Publication Date

Spring 5-20-2019

Degree Type

Master's Project

Degree Name

Master of Science (MS)


Computer Science

First Advisor

Mike Wu

Second Advisor

Robert Chun

Third Advisor

Katerina Potika


There has been research around the idea of representing words in text as vectors and many models proposed that vary in performance as well as applications. Text processing is used for content recommendation, sentiment analysis, plagiarism detection, content creation, language translation, etc. to name a few. Specifically, we want to look at the problem of topic detection in text content of articles/blogs/summaries. With the humungous amount of text content published each and every minute on the internet, it is imperative that we have very good algorithms and approaches to analyze all the content and be able to classify most of it with high confidence for further use.
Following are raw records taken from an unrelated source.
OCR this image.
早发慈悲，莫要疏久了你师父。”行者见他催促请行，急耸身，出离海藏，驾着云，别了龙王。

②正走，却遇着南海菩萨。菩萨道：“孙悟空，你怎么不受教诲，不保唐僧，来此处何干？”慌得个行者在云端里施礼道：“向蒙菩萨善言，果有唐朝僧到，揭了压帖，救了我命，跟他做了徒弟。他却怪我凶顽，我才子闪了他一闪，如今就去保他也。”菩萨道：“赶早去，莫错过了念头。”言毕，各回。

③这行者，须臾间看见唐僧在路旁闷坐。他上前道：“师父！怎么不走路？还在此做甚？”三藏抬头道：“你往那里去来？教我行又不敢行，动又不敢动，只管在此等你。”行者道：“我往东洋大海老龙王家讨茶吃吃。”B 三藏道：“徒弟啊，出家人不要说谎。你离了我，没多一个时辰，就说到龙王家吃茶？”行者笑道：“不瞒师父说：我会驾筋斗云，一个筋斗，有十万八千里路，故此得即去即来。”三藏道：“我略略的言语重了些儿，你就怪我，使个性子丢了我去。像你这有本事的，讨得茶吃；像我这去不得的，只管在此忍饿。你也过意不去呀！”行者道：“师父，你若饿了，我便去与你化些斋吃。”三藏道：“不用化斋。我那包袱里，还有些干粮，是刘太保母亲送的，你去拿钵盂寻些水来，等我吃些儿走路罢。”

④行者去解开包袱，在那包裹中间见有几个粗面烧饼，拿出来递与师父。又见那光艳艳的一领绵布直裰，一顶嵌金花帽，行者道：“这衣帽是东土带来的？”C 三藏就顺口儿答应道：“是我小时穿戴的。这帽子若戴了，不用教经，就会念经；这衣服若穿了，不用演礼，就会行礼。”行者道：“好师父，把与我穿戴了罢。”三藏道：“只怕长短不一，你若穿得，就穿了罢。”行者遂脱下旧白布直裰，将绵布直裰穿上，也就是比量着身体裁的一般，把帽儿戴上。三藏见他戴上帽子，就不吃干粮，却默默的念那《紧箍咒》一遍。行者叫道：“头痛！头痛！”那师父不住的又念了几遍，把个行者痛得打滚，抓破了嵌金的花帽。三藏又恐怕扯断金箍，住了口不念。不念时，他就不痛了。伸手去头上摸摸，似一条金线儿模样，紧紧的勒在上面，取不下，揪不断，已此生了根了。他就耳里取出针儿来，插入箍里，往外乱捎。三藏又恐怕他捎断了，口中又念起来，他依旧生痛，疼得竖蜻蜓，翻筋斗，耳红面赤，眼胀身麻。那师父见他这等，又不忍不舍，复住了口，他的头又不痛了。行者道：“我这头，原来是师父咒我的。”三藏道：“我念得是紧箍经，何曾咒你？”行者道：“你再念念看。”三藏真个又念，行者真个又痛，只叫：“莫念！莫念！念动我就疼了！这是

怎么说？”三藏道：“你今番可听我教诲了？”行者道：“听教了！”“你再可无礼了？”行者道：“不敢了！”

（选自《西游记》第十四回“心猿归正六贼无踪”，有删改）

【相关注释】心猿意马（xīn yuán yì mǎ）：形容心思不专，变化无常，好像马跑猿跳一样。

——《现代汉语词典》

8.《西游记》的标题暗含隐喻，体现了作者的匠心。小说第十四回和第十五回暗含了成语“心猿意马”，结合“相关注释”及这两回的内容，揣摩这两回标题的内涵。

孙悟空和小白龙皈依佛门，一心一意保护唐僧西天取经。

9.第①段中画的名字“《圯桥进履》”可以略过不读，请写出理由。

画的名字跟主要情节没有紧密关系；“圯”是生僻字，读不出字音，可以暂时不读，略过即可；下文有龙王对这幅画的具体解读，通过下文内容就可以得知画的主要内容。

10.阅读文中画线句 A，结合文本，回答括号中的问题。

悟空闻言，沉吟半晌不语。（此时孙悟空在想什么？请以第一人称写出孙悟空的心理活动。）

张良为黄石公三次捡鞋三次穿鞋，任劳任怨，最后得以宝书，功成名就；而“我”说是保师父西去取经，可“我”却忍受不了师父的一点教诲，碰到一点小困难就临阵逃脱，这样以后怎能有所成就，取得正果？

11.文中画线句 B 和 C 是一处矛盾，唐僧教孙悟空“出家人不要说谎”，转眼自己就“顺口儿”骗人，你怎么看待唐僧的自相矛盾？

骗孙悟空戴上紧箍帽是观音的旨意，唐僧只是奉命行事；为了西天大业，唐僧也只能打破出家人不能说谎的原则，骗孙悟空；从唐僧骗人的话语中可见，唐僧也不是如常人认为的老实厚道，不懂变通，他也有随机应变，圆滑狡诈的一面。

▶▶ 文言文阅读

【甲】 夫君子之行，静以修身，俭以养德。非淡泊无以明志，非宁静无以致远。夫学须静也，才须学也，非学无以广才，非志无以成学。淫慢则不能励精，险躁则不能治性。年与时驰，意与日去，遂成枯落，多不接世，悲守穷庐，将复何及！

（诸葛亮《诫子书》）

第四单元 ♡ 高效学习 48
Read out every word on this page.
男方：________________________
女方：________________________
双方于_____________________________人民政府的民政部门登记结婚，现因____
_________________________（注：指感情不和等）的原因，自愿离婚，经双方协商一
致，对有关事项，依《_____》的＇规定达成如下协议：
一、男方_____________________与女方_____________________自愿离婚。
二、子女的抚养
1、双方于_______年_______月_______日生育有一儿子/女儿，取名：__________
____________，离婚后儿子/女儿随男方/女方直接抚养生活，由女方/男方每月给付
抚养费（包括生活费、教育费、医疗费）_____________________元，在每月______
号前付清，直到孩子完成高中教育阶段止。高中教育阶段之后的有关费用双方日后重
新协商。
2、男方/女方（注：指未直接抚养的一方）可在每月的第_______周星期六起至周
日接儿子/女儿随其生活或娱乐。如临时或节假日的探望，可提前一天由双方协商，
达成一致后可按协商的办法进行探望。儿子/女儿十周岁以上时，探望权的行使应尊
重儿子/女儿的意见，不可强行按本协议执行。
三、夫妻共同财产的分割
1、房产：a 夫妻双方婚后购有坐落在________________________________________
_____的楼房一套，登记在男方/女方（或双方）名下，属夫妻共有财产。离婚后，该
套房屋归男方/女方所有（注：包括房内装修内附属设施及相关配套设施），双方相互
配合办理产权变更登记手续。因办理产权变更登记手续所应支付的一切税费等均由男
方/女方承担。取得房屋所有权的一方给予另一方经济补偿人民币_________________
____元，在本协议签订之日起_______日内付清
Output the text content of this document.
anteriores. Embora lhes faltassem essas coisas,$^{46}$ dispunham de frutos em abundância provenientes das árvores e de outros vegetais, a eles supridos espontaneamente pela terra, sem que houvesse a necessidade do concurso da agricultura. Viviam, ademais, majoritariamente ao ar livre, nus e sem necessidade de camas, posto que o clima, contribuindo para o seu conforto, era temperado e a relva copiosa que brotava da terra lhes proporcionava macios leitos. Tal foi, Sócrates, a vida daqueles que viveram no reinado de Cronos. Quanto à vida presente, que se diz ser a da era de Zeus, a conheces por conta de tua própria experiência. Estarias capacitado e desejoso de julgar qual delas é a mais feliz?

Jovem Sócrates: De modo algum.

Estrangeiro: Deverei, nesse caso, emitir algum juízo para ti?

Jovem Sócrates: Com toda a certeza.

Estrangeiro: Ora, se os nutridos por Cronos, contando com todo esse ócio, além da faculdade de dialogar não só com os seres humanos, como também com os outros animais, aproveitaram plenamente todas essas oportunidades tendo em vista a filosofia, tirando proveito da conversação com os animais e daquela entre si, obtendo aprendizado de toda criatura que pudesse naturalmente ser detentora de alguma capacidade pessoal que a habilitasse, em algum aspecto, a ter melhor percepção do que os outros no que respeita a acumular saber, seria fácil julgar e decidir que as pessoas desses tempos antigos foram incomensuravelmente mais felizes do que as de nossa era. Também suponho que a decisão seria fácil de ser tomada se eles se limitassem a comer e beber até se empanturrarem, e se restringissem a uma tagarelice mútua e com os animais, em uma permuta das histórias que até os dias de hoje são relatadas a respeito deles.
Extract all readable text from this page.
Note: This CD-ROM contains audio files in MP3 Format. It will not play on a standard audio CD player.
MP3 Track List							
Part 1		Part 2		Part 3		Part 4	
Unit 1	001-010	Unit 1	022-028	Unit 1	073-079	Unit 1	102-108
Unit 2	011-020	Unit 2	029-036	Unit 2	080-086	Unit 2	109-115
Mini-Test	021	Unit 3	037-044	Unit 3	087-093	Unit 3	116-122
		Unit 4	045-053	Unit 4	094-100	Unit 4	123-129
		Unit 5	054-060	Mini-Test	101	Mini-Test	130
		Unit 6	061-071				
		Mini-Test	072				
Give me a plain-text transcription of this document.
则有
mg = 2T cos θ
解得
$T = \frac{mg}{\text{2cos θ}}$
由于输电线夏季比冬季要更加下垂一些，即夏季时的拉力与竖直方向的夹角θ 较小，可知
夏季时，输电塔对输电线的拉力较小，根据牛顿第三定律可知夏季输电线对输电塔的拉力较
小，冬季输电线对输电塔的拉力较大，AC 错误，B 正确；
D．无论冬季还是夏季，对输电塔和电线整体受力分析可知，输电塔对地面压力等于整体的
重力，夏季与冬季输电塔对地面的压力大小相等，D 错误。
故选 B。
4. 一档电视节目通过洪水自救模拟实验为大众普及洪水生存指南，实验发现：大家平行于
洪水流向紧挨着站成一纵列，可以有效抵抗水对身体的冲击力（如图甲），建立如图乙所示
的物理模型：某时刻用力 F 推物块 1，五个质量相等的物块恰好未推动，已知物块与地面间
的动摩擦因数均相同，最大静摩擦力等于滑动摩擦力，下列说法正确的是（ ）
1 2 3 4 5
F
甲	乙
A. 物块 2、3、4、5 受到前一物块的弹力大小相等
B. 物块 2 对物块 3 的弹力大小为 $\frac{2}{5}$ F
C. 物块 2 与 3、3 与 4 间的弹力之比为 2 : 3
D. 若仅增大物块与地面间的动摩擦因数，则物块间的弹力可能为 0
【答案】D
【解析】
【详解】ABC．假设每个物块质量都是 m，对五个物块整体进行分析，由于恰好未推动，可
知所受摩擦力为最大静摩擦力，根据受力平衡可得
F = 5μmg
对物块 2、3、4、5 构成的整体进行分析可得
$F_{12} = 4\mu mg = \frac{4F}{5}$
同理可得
The project aims to work with unsupervised and supervised machine learning algorithms in an effort to tackle the topic detection problem. The project will target various unsupervised learning algorithms like Word2vec, doc2vec and LDA for corpus and language dictionary learning to have a trained model which understand the semantic of texts. The objective of the project is to combine this unsupervised learning with supervised learning algorithms like Support Vector Machine and deep learning methods to analyze and hopefully better the performance in terms of accuracy of topic detection. The project also aims at performing user interest-based modelling, which is orthogonal to topics modeling. The idea is to make sure the model is free of predefined categories.

The project results show that hybrid models are comfortably accurate when classifying text in a particular topic category. The project also concludes that user interest modelling can also be accurately achieved along with topic detection. The project successfully determines these results without any meta information about the input text and purely based on the corpus of the input text. This makes the project framework really robust as it has no dependency on source of text, length of text or any other meta information about the text content.